What happens next seems clear. At some point, the FTA is likely to approve a full-funding grant agreement for Phase 2 of the Second Ave. Subway at an estimated cost of $6.2 billion, and the MTA will move forward with this project. No one in Washington or New York City will stop to ask if we’re getting enough subway for $6.2 billion, even as Paris could build 12 miles of subway and 18 stations for the same amount.
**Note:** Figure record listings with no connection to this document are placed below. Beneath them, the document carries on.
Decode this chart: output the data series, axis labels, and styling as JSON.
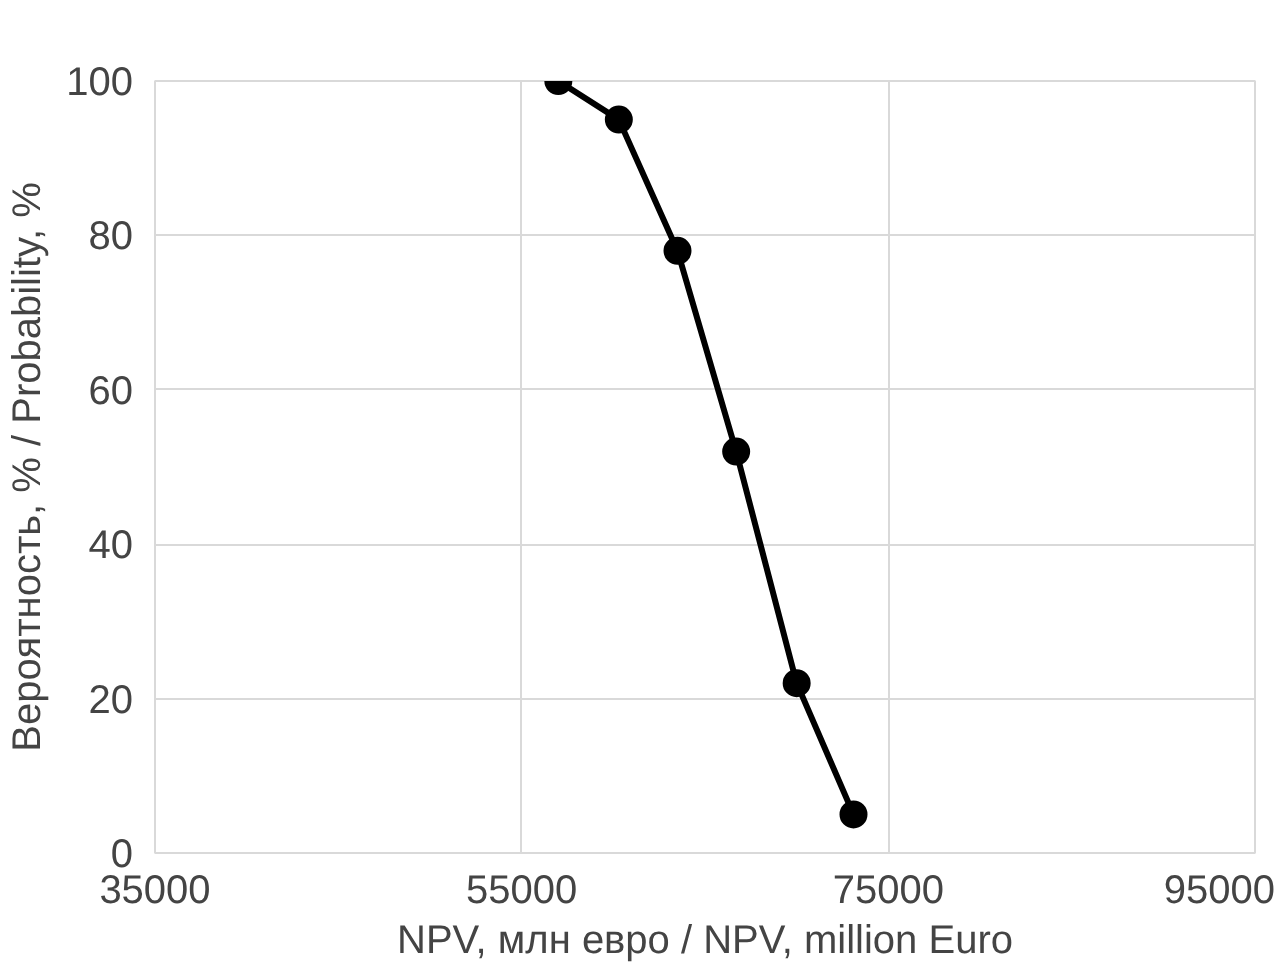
{
  "chart_data": {
    "type": "line",
    "xlabel": "NPV, млн евро / NPV, million Euro",
    "ylabel": "Вероятность, % / Probability, %",
    "x": [
      57000,
      60300,
      63500,
      66700,
      70000,
      73100
    ],
    "series": [
      {
        "color": "#000000",
        "values": [
          100,
          95,
          78,
          52,
          22,
          5
        ]
      }
    ],
    "xlim": [
      35000,
      95000
    ],
    "xticks": [
      35000,
      55000,
      75000,
      95000
    ],
    "ylim": [
      0,
      100
    ],
    "yticks": [
      0,
      20,
      40,
      60,
      80,
      100
    ],
    "grid": true,
    "marker": "circle",
    "line_style": "solid"
  }
}
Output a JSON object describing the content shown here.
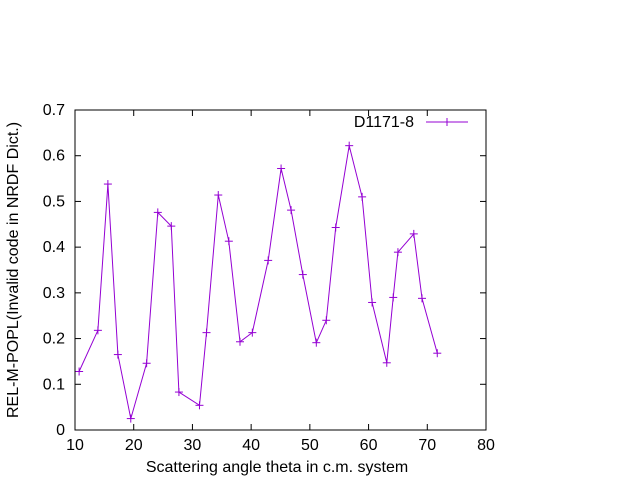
{
  "chart_data": {
    "type": "line",
    "title": "",
    "xlabel": "Scattering angle theta in c.m. system",
    "ylabel": "REL-M-POPL(Invalid code in NRDF Dict.)",
    "xlim": [
      10,
      80
    ],
    "ylim": [
      0,
      0.7
    ],
    "x_ticks": [
      "10",
      "20",
      "30",
      "40",
      "50",
      "60",
      "70",
      "80"
    ],
    "y_ticks": [
      "0",
      "0.1",
      "0.2",
      "0.3",
      "0.4",
      "0.5",
      "0.6",
      "0.7"
    ],
    "grid": false,
    "legend_position": "top-right",
    "markers": "plus",
    "series": [
      {
        "name": "D1171-8",
        "color": "#9400d3",
        "x": [
          10.7,
          13.9,
          15.6,
          17.3,
          19.5,
          22.2,
          24.1,
          26.4,
          27.7,
          31.2,
          32.4,
          34.4,
          36.2,
          38.1,
          40.2,
          42.9,
          45.1,
          46.8,
          48.8,
          51.1,
          52.8,
          54.4,
          56.7,
          58.9,
          60.6,
          63.1,
          64.2,
          65.0,
          67.7,
          69.1,
          71.7
        ],
        "y": [
          0.128,
          0.218,
          0.538,
          0.165,
          0.025,
          0.146,
          0.476,
          0.446,
          0.083,
          0.054,
          0.213,
          0.514,
          0.413,
          0.193,
          0.213,
          0.371,
          0.572,
          0.481,
          0.34,
          0.191,
          0.24,
          0.443,
          0.622,
          0.51,
          0.279,
          0.147,
          0.29,
          0.389,
          0.429,
          0.288,
          0.168
        ]
      }
    ]
  }
}
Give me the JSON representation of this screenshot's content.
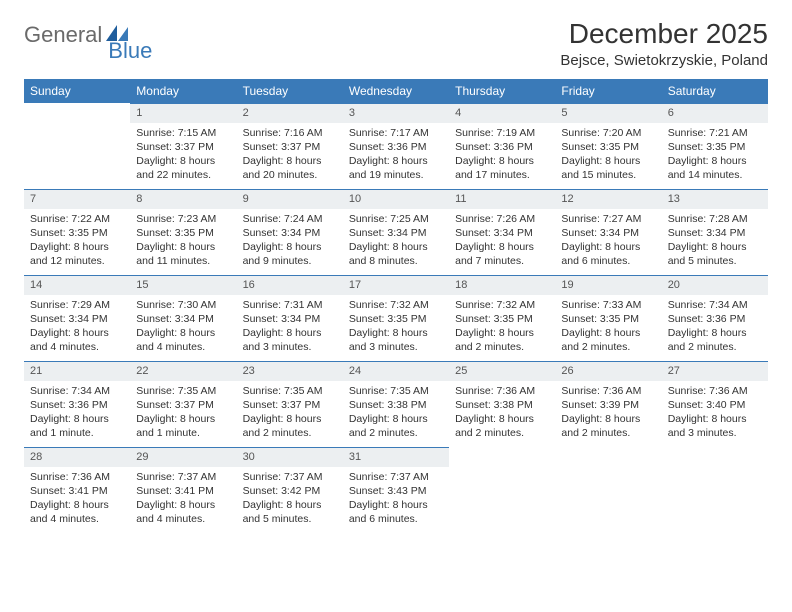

We’re fall back on New York exceptionalism — the fire code this time; the density next time — as excuses and watch at much-needed or much-ballyhooed plans such as the Utica Ave. Subway, a cross-Bronx line or the Triboro RX die at the alter of obscene costs.

Lieber meanwhile told reporters that Phase 2, even with the price tag, isn’t the end of the Second Ave. Subway. When asked if Phases 3 and 4 are in the cards, he said, “They are very much part of the vision of a completed Second Ave. Subway, but boy are we focused like all get-on on Phase 2 which really will make a difference to East Harlem and Central Harlem and makes good on a commitment that’s been out there for 75 years.”

Seventy-five years and billions of dollars that just don’t go all that far in New York City. Hopefully, it won’t take 75 years to figure our way out of this cost crisis.